The beliefs and practices have caused divisions within the broader Black Hebrew Israelite community.
“The older groups tend to disagree with both the content and the style of the newer groups,” Dr. Dorman said. “There is also fighting and factionalism amongst third wave Israelite groups. These movements are very schismatic.”
Rabbi Funnye told RNS in January that he objects to some of these groups even using the term Hebrew Israelites and criticized some of their street preaching practices.
“I can assure you that we have nothing to do with this group whatsoever, in any way, shape, form or fashion,” he said at the time.
This more recent wave also has caught the eye of the Southern Poverty Law Center, which tracks hate groups. The SPLC has labeled 144 Black Hebrew Israelite organizations — but by no means all — as hate groups on its website. It cites evidence of what experts call “a rising extremist sector within the movement” due to the “antisemitic and racist beliefs” of some Black Hebrew Israelite groups.
Dr. Dorman argued for a nuanced understanding of the groups, stating SPLC’s approach is “highly problematic from a scholarly perspective, as it takes public statements at face value.”
Even so, Black Hebrew Israelites have drawn national attention in recent years for wading into national political discourse. A group affiliated with the movement was seen hurling insults at a group of Covington Catholic students in January 2019 for wearing hats emblazoned with President Trump’s campaign slogan “Make America Great Again.”
Meanwhile, Michael Symonette, a man often seen at Trump rallies waving a “Blacks for Trump” sign, also reportedly is connected to the movement, according to The Forward.

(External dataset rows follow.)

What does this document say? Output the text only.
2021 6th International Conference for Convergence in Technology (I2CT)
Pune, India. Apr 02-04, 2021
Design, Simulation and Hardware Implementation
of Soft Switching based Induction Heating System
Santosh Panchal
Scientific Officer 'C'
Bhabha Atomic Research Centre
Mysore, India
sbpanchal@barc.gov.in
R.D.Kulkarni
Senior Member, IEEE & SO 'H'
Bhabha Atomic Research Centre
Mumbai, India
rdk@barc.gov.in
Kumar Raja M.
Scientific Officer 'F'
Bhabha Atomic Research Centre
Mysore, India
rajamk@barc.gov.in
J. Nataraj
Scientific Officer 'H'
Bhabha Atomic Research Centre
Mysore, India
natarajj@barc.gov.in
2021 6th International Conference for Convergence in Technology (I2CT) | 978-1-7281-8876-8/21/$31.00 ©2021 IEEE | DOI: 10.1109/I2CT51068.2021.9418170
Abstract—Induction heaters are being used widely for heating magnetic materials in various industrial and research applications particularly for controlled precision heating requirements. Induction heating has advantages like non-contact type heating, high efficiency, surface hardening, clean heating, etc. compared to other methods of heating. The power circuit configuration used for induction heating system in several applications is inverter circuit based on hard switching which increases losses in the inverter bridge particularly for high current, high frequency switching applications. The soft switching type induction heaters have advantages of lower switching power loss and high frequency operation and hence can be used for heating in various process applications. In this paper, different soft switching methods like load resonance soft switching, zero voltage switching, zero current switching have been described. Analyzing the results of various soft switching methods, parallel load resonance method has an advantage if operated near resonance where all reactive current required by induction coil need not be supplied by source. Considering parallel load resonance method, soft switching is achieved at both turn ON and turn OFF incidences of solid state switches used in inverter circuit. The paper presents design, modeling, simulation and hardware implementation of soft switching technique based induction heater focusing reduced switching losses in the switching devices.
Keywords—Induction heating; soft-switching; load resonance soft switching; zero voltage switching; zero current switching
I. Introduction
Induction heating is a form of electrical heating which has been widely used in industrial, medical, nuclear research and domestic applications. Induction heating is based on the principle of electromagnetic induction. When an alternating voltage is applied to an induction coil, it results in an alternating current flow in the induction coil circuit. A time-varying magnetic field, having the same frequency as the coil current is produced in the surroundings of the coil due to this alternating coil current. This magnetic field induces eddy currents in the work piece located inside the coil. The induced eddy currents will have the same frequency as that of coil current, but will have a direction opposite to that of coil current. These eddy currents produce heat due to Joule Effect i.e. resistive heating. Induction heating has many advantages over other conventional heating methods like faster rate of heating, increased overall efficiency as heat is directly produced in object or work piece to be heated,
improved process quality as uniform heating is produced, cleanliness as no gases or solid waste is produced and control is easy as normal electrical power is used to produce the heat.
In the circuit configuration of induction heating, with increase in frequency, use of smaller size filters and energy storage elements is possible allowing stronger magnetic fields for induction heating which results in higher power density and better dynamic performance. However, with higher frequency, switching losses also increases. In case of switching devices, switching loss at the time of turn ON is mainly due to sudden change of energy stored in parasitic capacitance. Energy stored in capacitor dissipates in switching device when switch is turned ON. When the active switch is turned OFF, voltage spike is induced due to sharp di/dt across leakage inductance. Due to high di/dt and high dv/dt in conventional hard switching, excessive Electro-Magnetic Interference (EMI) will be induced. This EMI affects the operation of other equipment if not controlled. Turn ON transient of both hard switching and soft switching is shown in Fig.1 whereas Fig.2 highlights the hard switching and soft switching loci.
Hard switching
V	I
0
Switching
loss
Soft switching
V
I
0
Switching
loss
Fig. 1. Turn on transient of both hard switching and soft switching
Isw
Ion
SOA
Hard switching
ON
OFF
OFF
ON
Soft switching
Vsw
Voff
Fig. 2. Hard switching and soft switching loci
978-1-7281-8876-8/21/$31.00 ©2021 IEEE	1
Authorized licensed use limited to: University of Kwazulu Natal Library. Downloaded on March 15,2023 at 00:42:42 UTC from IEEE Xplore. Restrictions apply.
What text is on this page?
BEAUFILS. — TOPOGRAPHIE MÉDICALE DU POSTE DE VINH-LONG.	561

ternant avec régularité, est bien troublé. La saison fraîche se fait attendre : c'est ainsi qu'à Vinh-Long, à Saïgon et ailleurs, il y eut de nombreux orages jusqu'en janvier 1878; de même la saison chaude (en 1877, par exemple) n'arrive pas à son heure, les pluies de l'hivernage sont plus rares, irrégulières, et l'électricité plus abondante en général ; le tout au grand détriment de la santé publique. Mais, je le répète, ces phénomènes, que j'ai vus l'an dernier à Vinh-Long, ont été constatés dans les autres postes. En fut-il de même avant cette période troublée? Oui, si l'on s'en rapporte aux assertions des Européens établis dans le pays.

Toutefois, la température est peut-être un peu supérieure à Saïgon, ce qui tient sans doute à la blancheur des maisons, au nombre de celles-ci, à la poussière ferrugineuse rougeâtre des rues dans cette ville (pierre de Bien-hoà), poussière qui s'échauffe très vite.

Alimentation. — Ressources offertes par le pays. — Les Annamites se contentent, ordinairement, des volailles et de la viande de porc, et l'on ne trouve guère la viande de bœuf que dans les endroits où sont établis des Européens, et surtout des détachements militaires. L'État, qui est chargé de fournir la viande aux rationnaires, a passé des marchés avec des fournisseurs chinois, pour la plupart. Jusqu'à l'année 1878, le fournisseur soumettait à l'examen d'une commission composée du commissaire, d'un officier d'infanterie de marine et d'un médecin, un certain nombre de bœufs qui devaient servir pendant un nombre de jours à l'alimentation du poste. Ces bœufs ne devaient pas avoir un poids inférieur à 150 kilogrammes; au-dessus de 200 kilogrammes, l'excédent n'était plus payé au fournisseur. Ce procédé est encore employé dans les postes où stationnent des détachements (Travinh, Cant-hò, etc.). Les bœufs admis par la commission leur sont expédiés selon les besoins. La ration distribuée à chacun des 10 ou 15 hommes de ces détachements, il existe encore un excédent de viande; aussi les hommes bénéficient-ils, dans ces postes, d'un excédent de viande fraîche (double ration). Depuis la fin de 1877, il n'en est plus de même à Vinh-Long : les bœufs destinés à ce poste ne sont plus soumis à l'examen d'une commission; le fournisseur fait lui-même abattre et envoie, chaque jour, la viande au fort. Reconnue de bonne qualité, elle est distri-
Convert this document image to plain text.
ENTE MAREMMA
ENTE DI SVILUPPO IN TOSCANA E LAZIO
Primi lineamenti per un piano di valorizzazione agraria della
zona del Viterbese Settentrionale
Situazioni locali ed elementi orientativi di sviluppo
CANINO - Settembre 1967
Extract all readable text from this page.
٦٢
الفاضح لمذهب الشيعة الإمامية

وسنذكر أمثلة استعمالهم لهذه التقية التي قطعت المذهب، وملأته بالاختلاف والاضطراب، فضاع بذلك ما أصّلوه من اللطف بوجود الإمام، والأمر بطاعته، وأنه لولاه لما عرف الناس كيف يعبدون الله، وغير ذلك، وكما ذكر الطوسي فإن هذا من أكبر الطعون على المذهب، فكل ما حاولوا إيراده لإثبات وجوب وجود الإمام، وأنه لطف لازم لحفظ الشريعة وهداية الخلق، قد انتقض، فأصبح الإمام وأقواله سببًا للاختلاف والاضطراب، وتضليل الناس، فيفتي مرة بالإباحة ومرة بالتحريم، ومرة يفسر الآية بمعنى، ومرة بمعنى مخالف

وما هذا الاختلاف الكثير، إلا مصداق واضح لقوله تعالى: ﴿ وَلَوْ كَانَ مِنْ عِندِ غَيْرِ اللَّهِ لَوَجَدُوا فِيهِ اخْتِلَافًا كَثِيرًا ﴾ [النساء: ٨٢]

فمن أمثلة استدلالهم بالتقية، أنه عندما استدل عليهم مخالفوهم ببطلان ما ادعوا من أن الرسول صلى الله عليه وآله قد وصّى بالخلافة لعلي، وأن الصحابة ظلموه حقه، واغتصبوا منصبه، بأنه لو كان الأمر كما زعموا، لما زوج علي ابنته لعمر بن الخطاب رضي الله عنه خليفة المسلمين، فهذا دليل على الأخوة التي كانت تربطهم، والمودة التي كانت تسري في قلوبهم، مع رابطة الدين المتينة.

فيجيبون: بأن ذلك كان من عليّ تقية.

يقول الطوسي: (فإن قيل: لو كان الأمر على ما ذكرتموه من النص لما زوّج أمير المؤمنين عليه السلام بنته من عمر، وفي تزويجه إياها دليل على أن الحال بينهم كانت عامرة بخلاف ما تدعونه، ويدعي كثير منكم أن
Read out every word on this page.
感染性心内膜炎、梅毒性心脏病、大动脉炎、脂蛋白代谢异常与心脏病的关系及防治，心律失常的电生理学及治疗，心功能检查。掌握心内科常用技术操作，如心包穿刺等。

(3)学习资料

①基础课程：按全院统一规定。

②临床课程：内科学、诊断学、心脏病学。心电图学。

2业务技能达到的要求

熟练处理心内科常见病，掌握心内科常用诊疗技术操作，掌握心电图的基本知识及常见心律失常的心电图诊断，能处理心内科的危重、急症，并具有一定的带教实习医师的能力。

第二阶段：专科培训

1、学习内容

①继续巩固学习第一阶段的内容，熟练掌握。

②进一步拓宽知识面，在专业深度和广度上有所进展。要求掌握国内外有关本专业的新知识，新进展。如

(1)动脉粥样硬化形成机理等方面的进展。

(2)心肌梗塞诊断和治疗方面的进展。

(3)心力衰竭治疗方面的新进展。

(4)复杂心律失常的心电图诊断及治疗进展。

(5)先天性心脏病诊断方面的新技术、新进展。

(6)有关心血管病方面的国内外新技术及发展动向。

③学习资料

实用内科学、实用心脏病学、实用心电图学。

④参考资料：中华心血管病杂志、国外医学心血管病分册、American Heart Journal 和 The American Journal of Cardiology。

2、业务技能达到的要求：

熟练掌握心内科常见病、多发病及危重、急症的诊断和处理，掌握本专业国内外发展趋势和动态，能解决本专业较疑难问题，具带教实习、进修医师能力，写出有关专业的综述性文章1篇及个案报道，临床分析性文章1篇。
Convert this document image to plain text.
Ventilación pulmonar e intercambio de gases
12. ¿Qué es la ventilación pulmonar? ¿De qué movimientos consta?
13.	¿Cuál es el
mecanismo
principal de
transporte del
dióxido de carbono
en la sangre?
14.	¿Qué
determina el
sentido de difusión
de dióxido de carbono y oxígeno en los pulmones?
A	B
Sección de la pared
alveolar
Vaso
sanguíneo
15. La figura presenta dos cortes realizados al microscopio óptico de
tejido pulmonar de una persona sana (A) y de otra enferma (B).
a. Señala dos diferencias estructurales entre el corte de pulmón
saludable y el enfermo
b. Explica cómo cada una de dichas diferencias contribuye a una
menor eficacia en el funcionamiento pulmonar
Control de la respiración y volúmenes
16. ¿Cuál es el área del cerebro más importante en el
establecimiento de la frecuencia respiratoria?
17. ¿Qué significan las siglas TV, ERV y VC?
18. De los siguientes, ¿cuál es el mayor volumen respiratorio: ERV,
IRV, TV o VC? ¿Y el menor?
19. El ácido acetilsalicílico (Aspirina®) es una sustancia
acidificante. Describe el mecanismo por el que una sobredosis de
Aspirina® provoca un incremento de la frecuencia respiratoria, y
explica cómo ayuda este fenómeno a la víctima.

His own views appear to deviate from any of the main Black Hebrew Israelite strains: He sees Ashkenazi Jews as “blessed people,” Sephardic Jews as “false Jews” who “hate the blessed people,” and black and white people as the “real Hebrews.”
The exact nature of the connection between the Jersey City gunman and the Black Hebrew Israelites remains unclear, although the SPLC noted that “anti-law enforcement sentiment is not a core tenet of the Black Hebrew Israelite ideology.”